Sobre aquello se han escrito varios libros. Tanto Salomon Volkov en San Petersburgo, una vida cultural como Elizabeth Kendall en Balanchine y la musa perdida aseguran que no volver la vista atrás les salvó la vida, y, ¡oh, destino de la danza!, esa decisión colectiva cambiaría la historia del ballet del siglo XX y especialmente la del ballet norteamericano después, con la llegada de los rusos.
Lidia Ivanova era la musa de Balanchine, su territorio de pruebas. Ya el 15 de agosto de 1922 habían creado juntos Vals triste (inspirado en La sonámbula, de Bellini, como una premonición), y la bailarina ahogada siguió presente en las obras del gran coreógrafo toda su vida, algunas veces más explícitamente que otras, como una fantasía evocadora de lo trágico y de la muerte. Por ejemplo, en Serenade, el primer ballet que hizo en 1934 al llegar a Estados Unidos. Serenade es un ballet de muerte y amor basado en otra obra ajena precedente, Eros, de uno de sus maestros, Mijaíl Fokin. La pieza termina con una procesión luctuosa hacia la nada.

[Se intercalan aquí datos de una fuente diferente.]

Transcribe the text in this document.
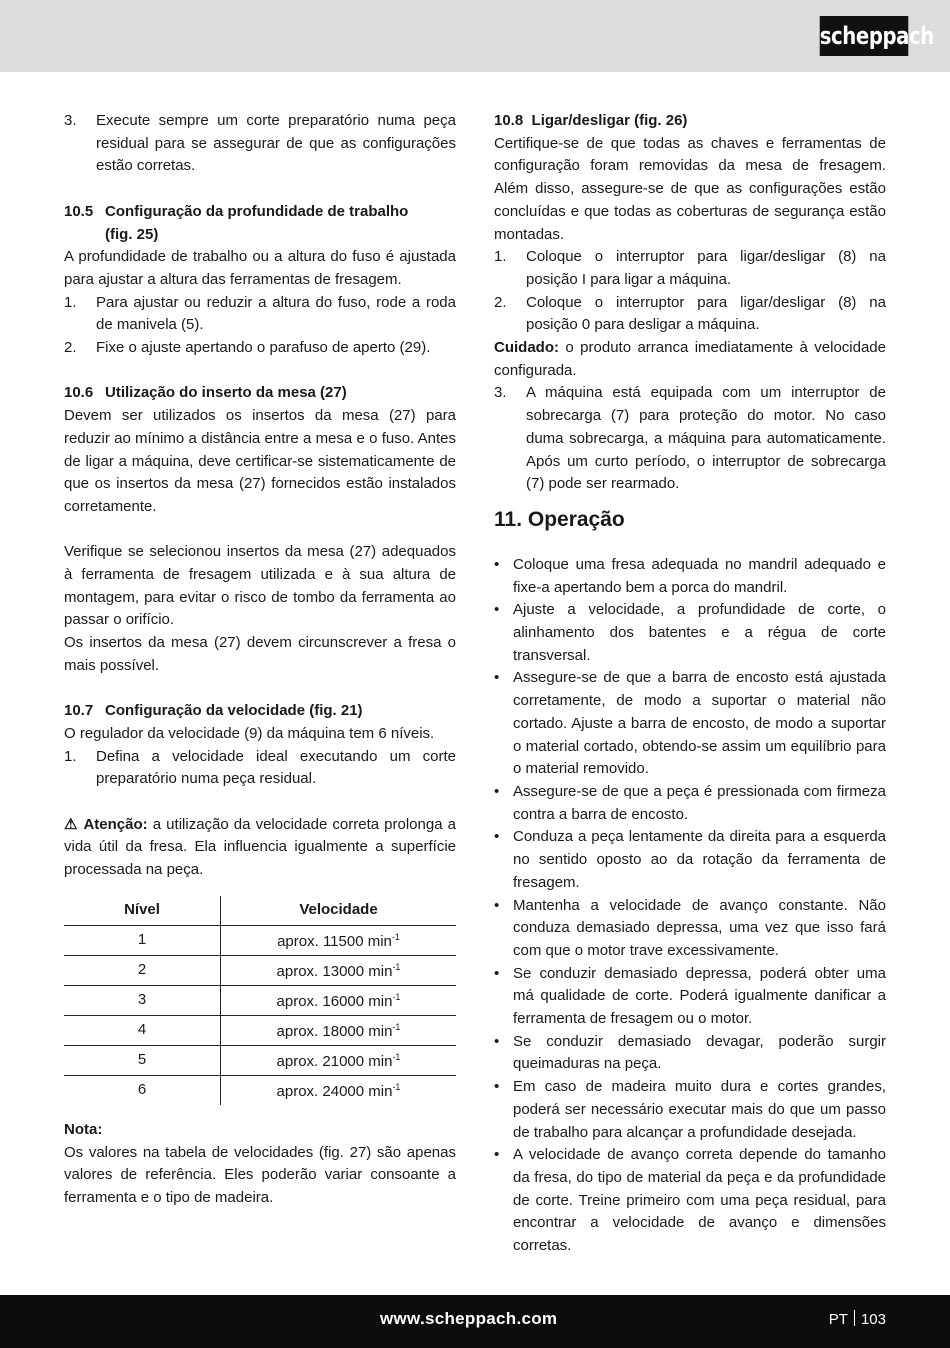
scheppach
3.	Execute sempre um corte preparatório numa peça residual para se assegurar de que as configurações estão corretas.
10.5 Configuração da profundidade de trabalho
(fig. 25)

A profundidade de trabalho ou a altura do fuso é ajustada para ajustar a altura das ferramentas de fresagem.

1.	Para ajustar ou reduzir a altura do fuso, rode a roda de manivela (5).
2.	Fixe o ajuste apertando o parafuso de aperto (29).
10.6 Utilização do inserto da mesa (27)

Devem ser utilizados os insertos da mesa (27) para reduzir ao mínimo a distância entre a mesa e o fuso. Antes de ligar a máquina, deve certificar-se sistematicamente de que os insertos da mesa (27) fornecidos estão instalados corretamente.

Verifique se selecionou insertos da mesa (27) adequados à ferramenta de fresagem utilizada e à sua altura de montagem, para evitar o risco de tombo da ferramenta ao passar o orifício.

Os insertos da mesa (27) devem circunscrever a fresa o mais possível.

10.7 Configuração da velocidade (fig. 21)

O regulador da velocidade (9) da máquina tem 6 níveis.

1.	Defina a velocidade ideal executando um corte preparatório numa peça residual.

⚠ Atenção: a utilização da velocidade correta prolonga a vida útil da fresa. Ela influencia igualmente a superfície processada na peça.

Nível	Velocidade
1	aprox. 11500 $\min^{-1}$
2	aprox. 13000 $\min^{-1}$
3	aprox. 16000 $\min^{-1}$
4	aprox. 18000 $\min^{-1}$
5	aprox. 21000 $\min^{-1}$
6	aprox. 24000 $\min^{-1}$
Nota:

Os valores na tabela de velocidades (fig. 27) são apenas valores de referência. Eles poderão variar consoante a ferramenta e o tipo de madeira.

10.8 Ligar/desligar (fig. 26)

Certifique-se de que todas as chaves e ferramentas de configuração foram removidas da mesa de fresagem. Além disso, assegure-se de que as configurações estão concluídas e que todas as coberturas de segurança estão montadas.

1.	Coloque o interruptor para ligar/desligar (8) na posição I para ligar a máquina.
2.	Coloque o interruptor para ligar/desligar (8) na posição 0 para desligar a máquina.

Cuidado: o produto arranca imediatamente à velocidade configurada.

3.	A máquina está equipada com um interruptor de sobrecarga (7) para proteção do motor. No caso duma sobrecarga, a máquina para automaticamente. Após um curto período, o interruptor de sobrecarga (7) pode ser rearmado.
11. Operação
• Coloque uma fresa adequada no mandril adequado e fixe-a apertando bem a porca do mandril.
• Ajuste a velocidade, a profundidade de corte, o alinhamento dos batentes e a régua de corte transversal.
• Assegure-se de que a barra de encosto está ajustada corretamente, de modo a suportar o material não cortado. Ajuste a barra de encosto, de modo a suportar o material cortado, obtendo-se assim um equilíbrio para o material removido.
• Assegure-se de que a peça é pressionada com firmeza contra a barra de encosto.
• Conduza a peça lentamente da direita para a esquerda no sentido oposto ao da rotação da ferramenta de fresagem.
• Mantenha a velocidade de avanço constante. Não conduza demasiado depressa, uma vez que isso fará com que o motor trave excessivamente.
• Se conduzir demasiado depressa, poderá obter uma má qualidade de corte. Poderá igualmente danificar a ferramenta de fresagem ou o motor.
• Se conduzir demasiado devagar, poderão surgir queimaduras na peça.
• Em caso de madeira muito dura e cortes grandes, poderá ser necessário executar mais do que um passo de trabalho para alcançar a profundidade desejada.
• A velocidade de avanço correta depende do tamanho da fresa, do tipo de material da peça e da profundidade de corte. Treine primeiro com uma peça residual, para encontrar a velocidade de avanço e dimensões corretas.
www.scheppach.com	PT 103
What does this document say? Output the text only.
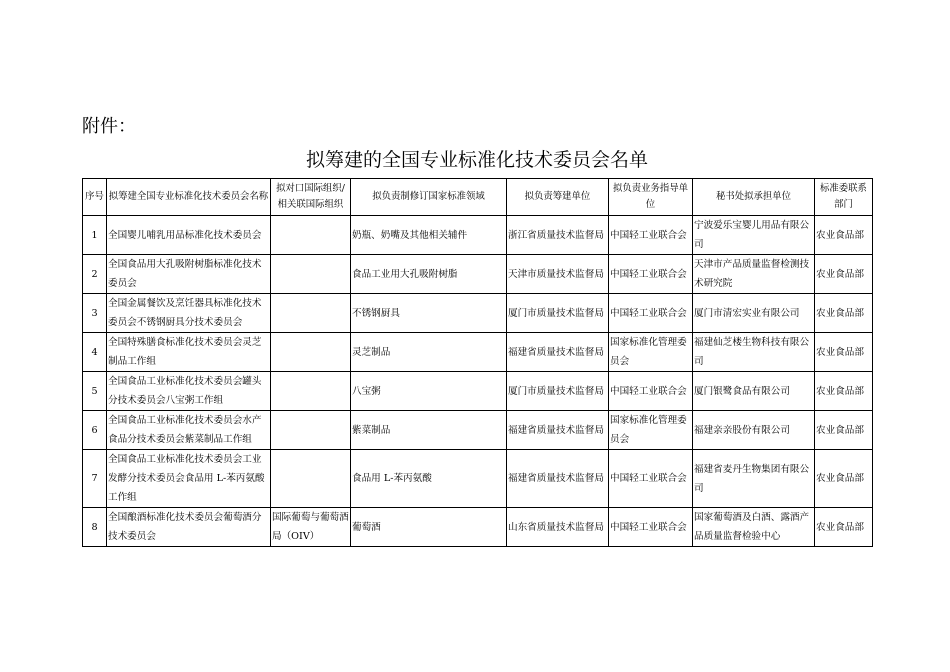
附件：
拟筹建的全国专业标准化技术委员会名单
序号	拟筹建全国专业标准化技术委员会名称	拟对口国际组织/相关联国际组织	拟负责制修订国家标准领域	拟负责筹建单位	拟负责业务指导单位	秘书处拟承担单位	标准委联系部门
1	全国婴儿哺乳用品标准化技术委员会		奶瓶、奶嘴及其他相关辅件	浙江省质量技术监督局	中国轻工业联合会	宁波爱乐宝婴儿用品有限公司	农业食品部
2	全国食品用大孔吸附树脂标准化技术委员会		食品工业用大孔吸附树脂	天津市质量技术监督局	中国轻工业联合会	天津市产品质量监督检测技术研究院	农业食品部
3	全国金属餐饮及烹饪器具标准化技术委员会不锈钢厨具分技术委员会		不锈钢厨具	厦门市质量技术监督局	中国轻工业联合会	厦门市清宏实业有限公司	农业食品部
4	全国特殊膳食标准化技术委员会灵芝制品工作组		灵芝制品	福建省质量技术监督局	国家标准化管理委员会	福建仙芝楼生物科技有限公司	农业食品部
5	全国食品工业标准化技术委员会罐头分技术委员会八宝粥工作组		八宝粥	厦门市质量技术监督局	中国轻工业联合会	厦门银鹭食品有限公司	农业食品部
6	全国食品工业标准化技术委员会水产食品分技术委员会紫菜制品工作组		紫菜制品	福建省质量技术监督局	国家标准化管理委员会	福建亲亲股份有限公司	农业食品部
7	全国食品工业标准化技术委员会工业发酵分技术委员会食品用 L-苯丙氨酸工作组		食品用 L-苯丙氨酸	福建省质量技术监督局	中国轻工业联合会	福建省麦丹生物集团有限公司	农业食品部
8	全国酿酒标准化技术委员会葡萄酒分技术委员会	国际葡萄与葡萄酒局（OIV）	葡萄酒	山东省质量技术监督局	中国轻工业联合会	国家葡萄酒及白酒、露酒产品质量监督检验中心	农业食品部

Cuando hay un suicidio en una compañía de ballet se sacuden sus cimientos
Muchos años después, cuando en 1982 agoniza en un hospital de Nueva York víctima de la enfermedad de Creutzfeldt-Jakob (llamada mal de las vacas locas), Balanchine recibe la visita de un joven talentoso de su compañía, el New York City Ballet (NYCB). Se llamaba Joseph Duell. Balanchine (que en 1913, a los nueve años, había sido abandonado por su madre a las puertas de la escuela de ballet) protegía y entendía el gran talento de Joe (como llamaban a Duell desde sus días de esforzado estudiante en la School of American Ballet), y le dijo: “No te apures, tienes tiempo y lo tienes todo”. Joseph se tiró desde la ventana del quinto piso de su residencia en la calle 77 de Manhattan cuatro años más tarde, y el 27 de abril de 1986, Tony Bentley, su compañero del NYCB, escribía en The New York Times: “Es sorprendente y chocante cuando alguien se quita la vida. Pero cuando hay un suicidio en medio de una compañía de ballet, a esa primera impresión se mezcla un desconcierto que sacude nuestro mundo hasta los cimientos”. La noche antes, el suicida había estado ensayando un ballet de Balanchine titulado Who cares? (¿A quién le importa?). Duell recientemente había conseguido el puesto de primer bailarín y su hermano mayor ya lo era. Existía una dura competencia profesional entre ellos, pero se querían. La presión por perfeccionar era enorme. Había huido de la compañía meses antes y luego volvió. Era reservado y creador, empezaba a triunfar como coreógrafo y lo cuestionaba todo (“¿por qué la ‘quinta posición’ ha sido el foco central del ballet clásico durante 300 años?”). El domingo siguiente a su muerte bailaron para él en el Lincoln Center. Un homenaje sin lágrimas y con largos silencios donde la música se ocupaba de responder.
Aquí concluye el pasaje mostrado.